To communicate stories from science and research “to the greater public outside of sterile lecture halls” is the aim of Michael J. Bojdys, who recently became head of the research group “Functional Nano Materials” at Humboldt-Universität zu Berlin (HU). “The people have a right to know what we are doing – and they should insist on it,” says the researcher, who previously worked in Prague, Liverpool and Cambridge. He imported the idea for the “Pint of Science” from England. Beer and science go together very well in English-speaking countries. In these parts, however, academics are more reserved and reluctant, even fearful. “We want to reduce these reservations, particularly for young academics,” explains Bojdys.

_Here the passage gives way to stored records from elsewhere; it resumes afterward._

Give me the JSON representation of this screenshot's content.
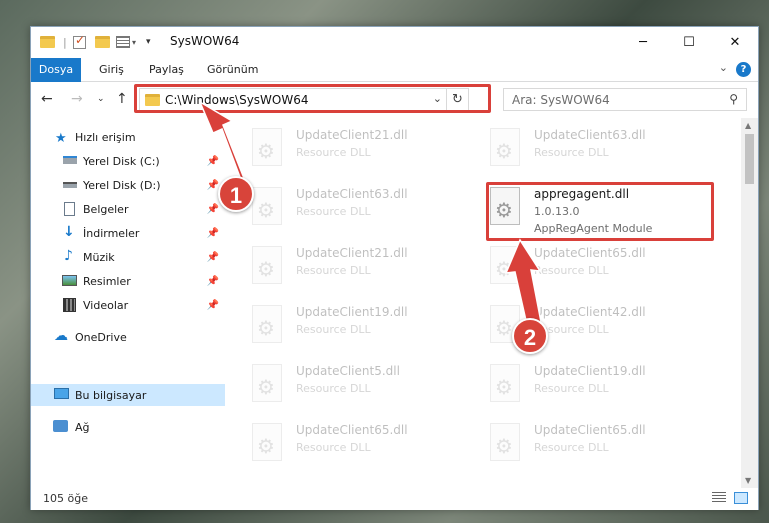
{
  "window": {
    "title": "SysWOW64"
  },
  "ribbon": {
    "tabs": [
      "Dosya",
      "Giriş",
      "Paylaş",
      "Görünüm"
    ],
    "help_label": "?"
  },
  "nav": {
    "address_path": "C:\\Windows\\SysWOW64",
    "search_placeholder": "Ara: SysWOW64"
  },
  "sidebar": {
    "items": [
      {
        "label": "Hızlı erişim",
        "icon": "star-icon",
        "pinned": false
      },
      {
        "label": "Yerel Disk (C:)",
        "icon": "drive-icon",
        "pinned": true
      },
      {
        "label": "Yerel Disk (D:)",
        "icon": "drive-icon",
        "pinned": true
      },
      {
        "label": "Belgeler",
        "icon": "document-icon",
        "pinned": true
      },
      {
        "label": "İndirmeler",
        "icon": "download-icon",
        "pinned": true
      },
      {
        "label": "Müzik",
        "icon": "music-icon",
        "pinned": true
      },
      {
        "label": "Resimler",
        "icon": "pictures-icon",
        "pinned": true
      },
      {
        "label": "Videolar",
        "icon": "video-icon",
        "pinned": true
      },
      {
        "label": "OneDrive",
        "icon": "cloud-icon",
        "pinned": false
      },
      {
        "label": "Bu bilgisayar",
        "icon": "computer-icon",
        "pinned": false,
        "selected": true
      },
      {
        "label": "Ağ",
        "icon": "network-icon",
        "pinned": false
      }
    ]
  },
  "files": {
    "left_column": [
      {
        "name": "UpdateClient21.dll",
        "desc": "Resource DLL"
      },
      {
        "name": "UpdateClient63.dll",
        "desc": "Resource DLL"
      },
      {
        "name": "UpdateClient21.dll",
        "desc": "Resource DLL"
      },
      {
        "name": "UpdateClient19.dll",
        "desc": "Resource DLL"
      },
      {
        "name": "UpdateClient5.dll",
        "desc": "Resource DLL"
      },
      {
        "name": "UpdateClient65.dll",
        "desc": "Resource DLL"
      }
    ],
    "right_column": [
      {
        "name": "UpdateClient63.dll",
        "desc": "Resource DLL"
      },
      {
        "name": "appregagent.dll",
        "version": "1.0.13.0",
        "desc": "AppRegAgent Module",
        "highlighted": true
      },
      {
        "name": "UpdateClient65.dll",
        "desc": "Resource DLL"
      },
      {
        "name": "UpdateClient42.dll",
        "desc": "Resource DLL"
      },
      {
        "name": "UpdateClient19.dll",
        "desc": "Resource DLL"
      },
      {
        "name": "UpdateClient65.dll",
        "desc": "Resource DLL"
      }
    ]
  },
  "status": {
    "item_count": "105 öğe"
  },
  "annotations": {
    "step1": "1",
    "step2": "2",
    "color": "#d9403a"
  }
}
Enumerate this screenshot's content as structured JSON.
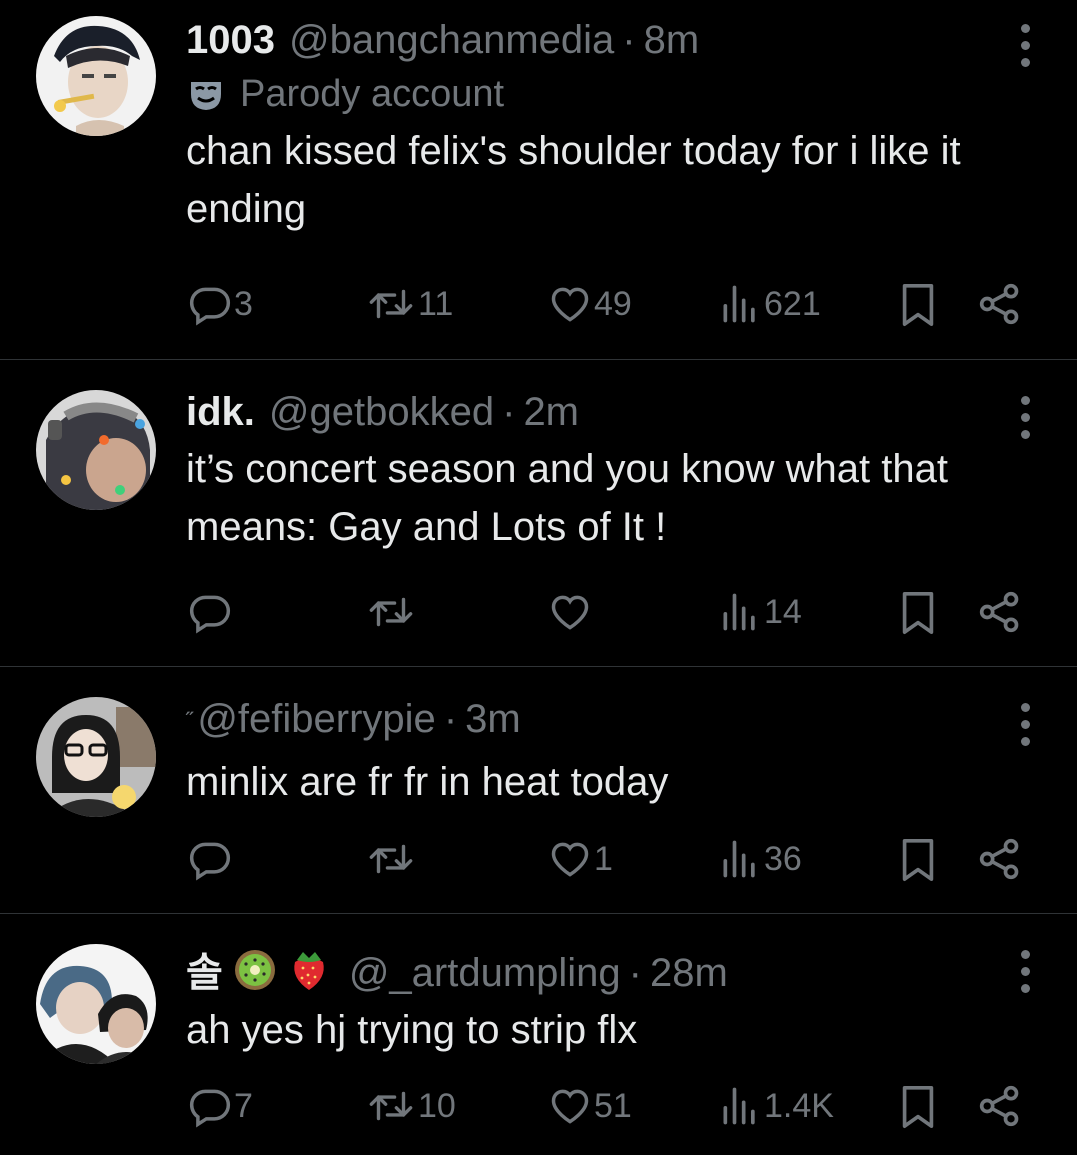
{
  "tweets": [
    {
      "name": "1003",
      "handle": "@bangchanmedia",
      "time": "8m",
      "parody_label": "Parody account",
      "text": "chan kissed felix's shoulder today for i like it ending",
      "replies": "3",
      "reposts": "11",
      "likes": "49",
      "views": "621"
    },
    {
      "name": "idk.",
      "handle": "@getbokked",
      "time": "2m",
      "text": "it’s concert season and you know what that means: Gay and Lots of It !",
      "replies": "",
      "reposts": "",
      "likes": "",
      "views": "14"
    },
    {
      "name": "˶",
      "handle": "@fefiberrypie",
      "time": "3m",
      "text": "minlix are fr fr in heat today",
      "replies": "",
      "reposts": "",
      "likes": "1",
      "views": "36"
    },
    {
      "name": "솔",
      "name_emojis": [
        "kiwi-emoji",
        "strawberry-emoji"
      ],
      "handle": "@_artdumpling",
      "time": "28m",
      "text": "ah yes hj trying to strip flx",
      "replies": "7",
      "reposts": "10",
      "likes": "51",
      "views": "1.4K"
    }
  ],
  "separator": "·",
  "colors": {
    "background": "#000000",
    "primary_text": "#e7e9ea",
    "secondary_text": "#71767b",
    "divider": "#2f3336"
  }
}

In 2012, Michael Motskin und Praveen Paul, two researchers at the Imperial College London, started an event titled “Meet the Researchers”. They invited people with Parkinson’s, Alzheimer’s and multiple sclerosis into their labs and showed them what they were working on. The positive response from visitors and researchers resulted in the idea to not only bring people into labs to meet scientists, but to bring the scientists to the people. The first Pint of Science Festival then took place in three British cities in May 2013. Now there are Pint of Science events in 21 countries, in almost 300 cities, among them also eight German cities – and for the first time on 12 July 2018 also in Adlershof.

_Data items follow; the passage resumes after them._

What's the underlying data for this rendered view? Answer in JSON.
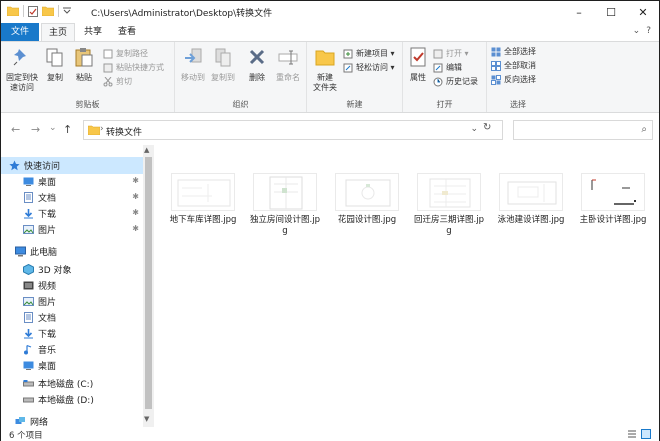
{
  "window": {
    "title_path": "C:\\Users\\Administrator\\Desktop\\转换文件",
    "controls": [
      "–",
      "☐",
      "✕"
    ]
  },
  "tabs": {
    "file": "文件",
    "home": "主页",
    "share": "共享",
    "view": "查看",
    "expand": "⌄",
    "help": "?"
  },
  "ribbon": {
    "clipboard": {
      "label": "剪贴板",
      "pin": "固定到快\n速访问",
      "copy": "复制",
      "paste": "粘贴",
      "copy_path": "复制路径",
      "paste_shortcut": "粘贴快捷方式",
      "cut": "剪切"
    },
    "organize": {
      "label": "组织",
      "move_to": "移动到",
      "copy_to": "复制到",
      "delete": "删除",
      "rename": "重命名"
    },
    "new": {
      "label": "新建",
      "new_folder": "新建\n文件夹",
      "new_item": "新建项目 ▾",
      "easy_access": "轻松访问 ▾"
    },
    "open": {
      "label": "打开",
      "properties": "属性",
      "open": "打开 ▾",
      "edit": "编辑",
      "history": "历史记录"
    },
    "select": {
      "label": "选择",
      "select_all": "全部选择",
      "select_none": "全部取消",
      "invert": "反向选择"
    }
  },
  "address": {
    "back": "←",
    "forward": "→",
    "recent": "⌄",
    "up": "↑",
    "chevron": "›",
    "path": "转换文件",
    "dropdown": "⌄",
    "refresh": "↻",
    "search_icon": "⌕"
  },
  "nav": {
    "quick_access": "快速访问",
    "desktop": "桌面",
    "documents": "文档",
    "downloads": "下载",
    "pictures": "图片",
    "this_pc": "此电脑",
    "objects3d": "3D 对象",
    "videos": "视频",
    "pictures2": "图片",
    "documents2": "文档",
    "downloads2": "下载",
    "music": "音乐",
    "desktop2": "桌面",
    "drive_c": "本地磁盘 (C:)",
    "drive_d": "本地磁盘 (D:)",
    "network": "网络",
    "pin": "✱"
  },
  "files": [
    {
      "name": "地下车库详图.jpg"
    },
    {
      "name": "独立房间设计图.jpg"
    },
    {
      "name": "花园设计图.jpg"
    },
    {
      "name": "回迁房三期详图.jpg"
    },
    {
      "name": "泳池建设详图.jpg"
    },
    {
      "name": "主卧设计详图.jpg"
    }
  ],
  "status": {
    "count": "6 个项目"
  },
  "colors": {
    "accent": "#1979ca",
    "selection": "#cce8ff",
    "folder": "#f8c74a"
  }
}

The event will take place at the “Röhre” – German for tube, a sound-insulated engine test bed, built between 1933 and 1935 in Adlershof’s so-called Aerodynamic Park. It served to test the efficacy, capacity and durability of aircraft engines. Today, the “Röhre” is part of the student café MoPs, which has a seating capacity of 100 and organises parties, events, including the stand-up series “Laughing Spree”, and exhibitions.
The event will feature “people in research” telling their stories – entertaining, in plain language and no longer than 15 minutes. Bojdys says: “Behind every academic paper, there is a puzzle, a challenge, a motivation, a problem to be solved. That’s the story we want to tell.”
The kick-off event will have scientists from the Helmholtz-Centre Berlin, the Technical University Berlin, the HU, and the Royal Society of Chemistry talking about novel high-performance solar cells, materials for future energy storage and transformation, efficient thermochemical conversion of biomass, and new methods in chip manufacturing.
Brain researchers from the University of Erlangen-Nuremberg have found scientific proof that beer makes you happy. The conditions for happy guests at Adlershof’s first Pint of Science could not be any more ideal.